COVID-19 cases decrease in Washoe Co., but health officials not relaxed yet
By Lucia Starbuck

COVID-19 cases are decreasing in Washoe County. There’s been an average of about 650 daily cases over the last week. That average was around 1,000 a week ago.

“We haven’t seen anything like omicron before, the speed with which it hit our community, the incredibly rapid increase in cases that that we saw, and now we’re seeing a significant downward trend,” Washoe County Health District Officer Kevin Dick said.

Dick said there’s also been a steep drop in the demand for testing and offered some explanations to why.

“I’m hopeful it’s tied to the decrease in the cases that are being identified, but I don’t know, I suspect there may be some testing fatigue as well,” Dick said.

Dick said the health district is discussing scaling back their recently expanded operations at the Reno-Sparks Livestock Events Center.

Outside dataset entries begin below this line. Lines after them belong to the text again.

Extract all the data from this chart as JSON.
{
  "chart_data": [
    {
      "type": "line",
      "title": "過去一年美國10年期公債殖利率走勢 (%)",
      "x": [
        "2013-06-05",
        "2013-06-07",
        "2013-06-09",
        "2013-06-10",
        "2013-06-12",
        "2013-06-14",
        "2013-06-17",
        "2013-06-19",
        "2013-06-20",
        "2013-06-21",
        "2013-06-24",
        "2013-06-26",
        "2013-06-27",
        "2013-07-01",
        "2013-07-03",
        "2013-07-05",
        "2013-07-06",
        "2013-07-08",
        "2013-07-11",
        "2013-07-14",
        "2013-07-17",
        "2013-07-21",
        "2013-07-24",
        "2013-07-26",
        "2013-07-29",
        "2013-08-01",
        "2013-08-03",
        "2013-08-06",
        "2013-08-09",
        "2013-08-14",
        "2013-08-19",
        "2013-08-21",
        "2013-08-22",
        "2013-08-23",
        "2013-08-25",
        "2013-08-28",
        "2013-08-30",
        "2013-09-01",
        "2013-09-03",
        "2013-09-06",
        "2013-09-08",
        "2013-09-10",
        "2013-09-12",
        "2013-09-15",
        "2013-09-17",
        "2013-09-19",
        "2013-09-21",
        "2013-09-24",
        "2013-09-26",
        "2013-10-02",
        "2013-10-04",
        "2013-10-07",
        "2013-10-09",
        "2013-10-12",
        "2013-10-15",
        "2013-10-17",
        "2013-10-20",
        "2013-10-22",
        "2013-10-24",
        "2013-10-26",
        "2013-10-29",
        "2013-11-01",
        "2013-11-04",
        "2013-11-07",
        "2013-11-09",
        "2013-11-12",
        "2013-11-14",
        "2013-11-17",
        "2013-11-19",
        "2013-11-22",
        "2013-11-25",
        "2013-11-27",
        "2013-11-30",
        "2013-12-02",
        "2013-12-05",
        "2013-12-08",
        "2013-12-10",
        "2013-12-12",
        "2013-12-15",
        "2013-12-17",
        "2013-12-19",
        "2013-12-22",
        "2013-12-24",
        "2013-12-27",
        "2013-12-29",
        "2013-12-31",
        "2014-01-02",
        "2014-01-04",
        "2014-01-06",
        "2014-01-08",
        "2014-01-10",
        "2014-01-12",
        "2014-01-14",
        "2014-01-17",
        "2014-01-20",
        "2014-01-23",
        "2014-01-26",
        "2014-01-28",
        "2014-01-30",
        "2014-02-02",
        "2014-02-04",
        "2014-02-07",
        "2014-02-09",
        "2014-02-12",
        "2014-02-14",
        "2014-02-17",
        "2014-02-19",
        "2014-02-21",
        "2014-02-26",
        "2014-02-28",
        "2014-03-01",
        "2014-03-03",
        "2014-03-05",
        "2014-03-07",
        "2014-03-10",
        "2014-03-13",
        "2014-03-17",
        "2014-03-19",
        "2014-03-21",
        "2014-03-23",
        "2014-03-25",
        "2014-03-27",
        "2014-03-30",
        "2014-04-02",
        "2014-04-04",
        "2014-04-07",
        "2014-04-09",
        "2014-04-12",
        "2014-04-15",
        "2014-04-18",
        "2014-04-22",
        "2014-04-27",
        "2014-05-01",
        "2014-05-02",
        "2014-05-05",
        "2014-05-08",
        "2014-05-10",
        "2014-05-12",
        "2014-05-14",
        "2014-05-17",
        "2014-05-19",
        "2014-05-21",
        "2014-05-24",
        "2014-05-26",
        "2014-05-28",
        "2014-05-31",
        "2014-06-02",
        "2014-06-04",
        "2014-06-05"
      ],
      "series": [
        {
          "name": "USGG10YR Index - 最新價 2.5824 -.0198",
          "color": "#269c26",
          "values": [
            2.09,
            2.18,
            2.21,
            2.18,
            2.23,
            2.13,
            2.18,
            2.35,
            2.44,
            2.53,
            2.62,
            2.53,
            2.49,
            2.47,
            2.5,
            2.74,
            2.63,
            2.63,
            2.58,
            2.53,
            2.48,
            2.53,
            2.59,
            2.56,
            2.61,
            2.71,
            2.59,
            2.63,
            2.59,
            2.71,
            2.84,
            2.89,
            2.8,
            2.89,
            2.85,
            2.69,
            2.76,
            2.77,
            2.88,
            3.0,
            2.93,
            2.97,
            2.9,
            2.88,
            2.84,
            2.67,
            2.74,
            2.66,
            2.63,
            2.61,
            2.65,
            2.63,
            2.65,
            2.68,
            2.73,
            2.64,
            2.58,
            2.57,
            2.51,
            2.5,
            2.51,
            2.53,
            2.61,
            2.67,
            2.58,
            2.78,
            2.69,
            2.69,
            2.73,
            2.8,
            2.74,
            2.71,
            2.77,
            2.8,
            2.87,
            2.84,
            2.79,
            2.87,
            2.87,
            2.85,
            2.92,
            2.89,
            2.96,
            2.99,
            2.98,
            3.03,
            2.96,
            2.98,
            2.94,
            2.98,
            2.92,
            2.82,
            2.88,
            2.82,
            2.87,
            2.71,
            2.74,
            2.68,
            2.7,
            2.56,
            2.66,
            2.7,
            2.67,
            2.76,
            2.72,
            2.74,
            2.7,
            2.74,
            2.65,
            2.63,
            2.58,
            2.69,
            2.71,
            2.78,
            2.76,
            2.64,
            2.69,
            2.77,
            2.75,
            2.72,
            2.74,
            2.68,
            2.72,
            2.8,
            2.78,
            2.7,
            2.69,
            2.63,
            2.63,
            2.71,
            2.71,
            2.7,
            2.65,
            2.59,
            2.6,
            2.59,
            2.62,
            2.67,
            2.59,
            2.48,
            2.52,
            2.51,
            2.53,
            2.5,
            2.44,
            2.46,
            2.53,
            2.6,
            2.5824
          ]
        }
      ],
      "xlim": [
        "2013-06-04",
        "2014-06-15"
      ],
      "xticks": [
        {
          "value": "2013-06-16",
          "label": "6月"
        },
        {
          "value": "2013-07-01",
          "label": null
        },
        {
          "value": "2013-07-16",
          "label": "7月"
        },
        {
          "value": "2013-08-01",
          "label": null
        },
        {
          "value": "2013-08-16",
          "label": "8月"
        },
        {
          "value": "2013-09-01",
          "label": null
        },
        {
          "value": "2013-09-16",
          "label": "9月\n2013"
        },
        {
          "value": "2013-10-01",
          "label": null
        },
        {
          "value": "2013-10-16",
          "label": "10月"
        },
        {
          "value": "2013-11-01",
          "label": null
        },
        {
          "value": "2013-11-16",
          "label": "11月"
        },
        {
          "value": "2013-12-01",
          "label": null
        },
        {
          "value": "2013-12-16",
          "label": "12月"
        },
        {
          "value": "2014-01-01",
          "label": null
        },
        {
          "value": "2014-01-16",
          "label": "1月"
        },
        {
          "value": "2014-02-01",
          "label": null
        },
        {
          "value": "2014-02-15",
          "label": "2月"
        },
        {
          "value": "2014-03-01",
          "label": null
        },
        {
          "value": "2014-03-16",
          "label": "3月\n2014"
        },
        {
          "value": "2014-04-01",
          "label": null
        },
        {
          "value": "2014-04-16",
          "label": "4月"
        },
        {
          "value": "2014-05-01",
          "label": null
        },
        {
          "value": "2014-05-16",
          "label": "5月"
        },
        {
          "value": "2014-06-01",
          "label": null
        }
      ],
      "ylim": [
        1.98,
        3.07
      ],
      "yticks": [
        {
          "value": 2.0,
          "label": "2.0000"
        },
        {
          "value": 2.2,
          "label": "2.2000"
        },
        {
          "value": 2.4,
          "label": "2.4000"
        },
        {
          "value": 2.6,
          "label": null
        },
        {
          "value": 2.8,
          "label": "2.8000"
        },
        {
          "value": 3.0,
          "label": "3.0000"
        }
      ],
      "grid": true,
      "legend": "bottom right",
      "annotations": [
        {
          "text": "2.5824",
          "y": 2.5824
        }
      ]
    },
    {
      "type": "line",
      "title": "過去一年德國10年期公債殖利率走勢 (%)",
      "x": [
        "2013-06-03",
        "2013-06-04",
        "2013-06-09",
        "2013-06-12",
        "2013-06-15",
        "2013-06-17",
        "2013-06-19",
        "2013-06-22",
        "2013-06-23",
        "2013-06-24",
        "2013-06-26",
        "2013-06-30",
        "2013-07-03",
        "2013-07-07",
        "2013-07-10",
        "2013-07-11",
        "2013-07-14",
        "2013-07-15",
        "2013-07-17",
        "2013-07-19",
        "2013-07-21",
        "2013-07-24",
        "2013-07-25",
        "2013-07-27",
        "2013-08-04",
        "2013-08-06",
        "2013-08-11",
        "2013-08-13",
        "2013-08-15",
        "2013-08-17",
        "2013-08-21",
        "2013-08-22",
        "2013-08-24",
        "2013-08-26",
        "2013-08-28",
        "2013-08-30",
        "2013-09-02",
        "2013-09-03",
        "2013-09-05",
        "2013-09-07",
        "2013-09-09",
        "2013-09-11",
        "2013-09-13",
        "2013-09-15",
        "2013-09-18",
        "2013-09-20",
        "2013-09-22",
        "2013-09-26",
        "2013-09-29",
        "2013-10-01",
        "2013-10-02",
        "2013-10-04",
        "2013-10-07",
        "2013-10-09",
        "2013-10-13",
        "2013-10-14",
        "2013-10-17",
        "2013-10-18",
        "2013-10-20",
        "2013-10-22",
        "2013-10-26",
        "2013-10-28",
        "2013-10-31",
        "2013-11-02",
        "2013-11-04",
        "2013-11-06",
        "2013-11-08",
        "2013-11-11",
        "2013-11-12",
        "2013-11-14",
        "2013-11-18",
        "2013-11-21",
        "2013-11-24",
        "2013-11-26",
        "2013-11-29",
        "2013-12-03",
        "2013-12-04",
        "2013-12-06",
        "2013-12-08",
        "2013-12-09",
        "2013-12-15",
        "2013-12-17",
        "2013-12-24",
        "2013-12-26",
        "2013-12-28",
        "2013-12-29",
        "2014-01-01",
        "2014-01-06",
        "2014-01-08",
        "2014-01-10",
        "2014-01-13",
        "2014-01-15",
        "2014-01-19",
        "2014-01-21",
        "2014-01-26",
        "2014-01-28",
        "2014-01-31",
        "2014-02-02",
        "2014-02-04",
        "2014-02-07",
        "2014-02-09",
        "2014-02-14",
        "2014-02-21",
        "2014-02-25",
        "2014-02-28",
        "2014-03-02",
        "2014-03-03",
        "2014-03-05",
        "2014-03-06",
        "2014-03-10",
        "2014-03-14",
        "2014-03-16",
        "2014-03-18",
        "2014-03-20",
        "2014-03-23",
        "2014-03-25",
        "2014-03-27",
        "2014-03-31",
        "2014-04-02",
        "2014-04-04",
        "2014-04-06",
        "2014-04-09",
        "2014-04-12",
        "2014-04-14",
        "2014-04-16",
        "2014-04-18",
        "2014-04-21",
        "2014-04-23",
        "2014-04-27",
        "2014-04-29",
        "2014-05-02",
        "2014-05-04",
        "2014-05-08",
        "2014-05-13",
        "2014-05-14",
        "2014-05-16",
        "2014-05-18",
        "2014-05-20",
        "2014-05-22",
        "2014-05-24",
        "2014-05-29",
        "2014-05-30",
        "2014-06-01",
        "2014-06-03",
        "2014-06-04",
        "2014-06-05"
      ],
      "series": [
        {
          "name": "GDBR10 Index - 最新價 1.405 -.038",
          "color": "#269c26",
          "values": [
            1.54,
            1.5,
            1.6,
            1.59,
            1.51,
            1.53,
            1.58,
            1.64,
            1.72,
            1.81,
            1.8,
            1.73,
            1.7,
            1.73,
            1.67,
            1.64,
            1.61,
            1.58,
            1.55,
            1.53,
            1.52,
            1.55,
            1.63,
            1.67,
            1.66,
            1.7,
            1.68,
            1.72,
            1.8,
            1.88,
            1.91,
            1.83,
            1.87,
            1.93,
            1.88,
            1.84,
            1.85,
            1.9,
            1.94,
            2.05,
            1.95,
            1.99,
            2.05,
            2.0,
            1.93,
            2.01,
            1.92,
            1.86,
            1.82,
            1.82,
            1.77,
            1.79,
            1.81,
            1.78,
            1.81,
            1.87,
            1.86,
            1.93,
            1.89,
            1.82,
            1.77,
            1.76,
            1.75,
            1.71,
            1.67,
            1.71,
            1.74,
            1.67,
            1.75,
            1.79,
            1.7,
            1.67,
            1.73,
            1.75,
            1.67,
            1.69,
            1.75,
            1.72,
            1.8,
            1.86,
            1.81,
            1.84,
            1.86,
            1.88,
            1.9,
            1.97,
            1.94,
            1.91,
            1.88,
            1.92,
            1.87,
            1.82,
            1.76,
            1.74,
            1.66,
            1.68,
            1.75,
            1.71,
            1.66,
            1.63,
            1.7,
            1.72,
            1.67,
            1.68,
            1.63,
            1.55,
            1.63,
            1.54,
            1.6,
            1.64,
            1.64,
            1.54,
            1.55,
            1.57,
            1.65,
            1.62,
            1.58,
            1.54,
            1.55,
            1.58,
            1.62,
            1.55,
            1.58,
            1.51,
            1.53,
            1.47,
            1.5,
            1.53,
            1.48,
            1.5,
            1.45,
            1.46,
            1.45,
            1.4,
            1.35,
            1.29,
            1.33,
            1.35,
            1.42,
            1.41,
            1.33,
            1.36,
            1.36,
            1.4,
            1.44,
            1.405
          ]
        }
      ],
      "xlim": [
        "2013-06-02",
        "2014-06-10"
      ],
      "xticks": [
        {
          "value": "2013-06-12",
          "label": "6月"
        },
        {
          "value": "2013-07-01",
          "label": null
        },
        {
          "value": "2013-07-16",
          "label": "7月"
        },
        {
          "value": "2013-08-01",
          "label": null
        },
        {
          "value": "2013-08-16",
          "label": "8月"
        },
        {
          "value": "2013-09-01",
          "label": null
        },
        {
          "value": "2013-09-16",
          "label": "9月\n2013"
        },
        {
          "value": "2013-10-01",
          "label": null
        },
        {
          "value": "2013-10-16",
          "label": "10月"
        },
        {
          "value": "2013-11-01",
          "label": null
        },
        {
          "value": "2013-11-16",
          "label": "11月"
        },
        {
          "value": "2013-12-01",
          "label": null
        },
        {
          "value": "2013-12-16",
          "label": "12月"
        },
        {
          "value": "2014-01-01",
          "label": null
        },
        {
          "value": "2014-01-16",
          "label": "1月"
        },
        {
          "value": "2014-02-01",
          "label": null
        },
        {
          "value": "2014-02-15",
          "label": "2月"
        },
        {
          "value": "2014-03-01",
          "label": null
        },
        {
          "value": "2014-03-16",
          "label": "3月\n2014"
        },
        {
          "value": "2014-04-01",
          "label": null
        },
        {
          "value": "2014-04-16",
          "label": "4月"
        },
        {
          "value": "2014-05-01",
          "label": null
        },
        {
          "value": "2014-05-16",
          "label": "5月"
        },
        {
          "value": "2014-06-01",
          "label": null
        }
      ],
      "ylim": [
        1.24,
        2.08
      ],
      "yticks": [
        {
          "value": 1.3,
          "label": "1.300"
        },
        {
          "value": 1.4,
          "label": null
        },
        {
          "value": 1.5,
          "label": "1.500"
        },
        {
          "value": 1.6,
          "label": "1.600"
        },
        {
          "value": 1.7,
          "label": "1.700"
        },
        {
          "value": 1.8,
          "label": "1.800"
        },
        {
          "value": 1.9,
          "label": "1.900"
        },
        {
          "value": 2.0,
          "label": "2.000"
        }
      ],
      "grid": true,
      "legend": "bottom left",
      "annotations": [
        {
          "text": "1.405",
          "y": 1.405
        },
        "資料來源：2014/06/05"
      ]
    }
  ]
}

He’s urging community members to get tested and remain vigilant.

52 Washoe County residents have lost their lives due to the virus so far this year.

Learn more about COVID-19 vaccinations in Nevada or view the state COVID-19 dashboard.

Prosecutor asks Nevada high court to revisit trial bias case
By The Associated Press

A Nevada prosecutor is asking the state Supreme Court to reconsider its decision to throw out the 2019 conviction of a Black man due to "harmful racial stereotypes” expressed to prospective jurors by the defendant’s attorney.

Elko County District Attorney Tyler Ingram filed the request Monday in the case of Sean Maurice Dean. Ingram says comments by Dean's trial attorney were reprehensible, but that evidence Dean stabbed two people was overwhelming and jurors would have convicted him anyway.

Dean is serving 12 to 31 years in prison. The high court granted him a new trial with its Jan. 13 ruling. Ingram says a new trial is still a possibility.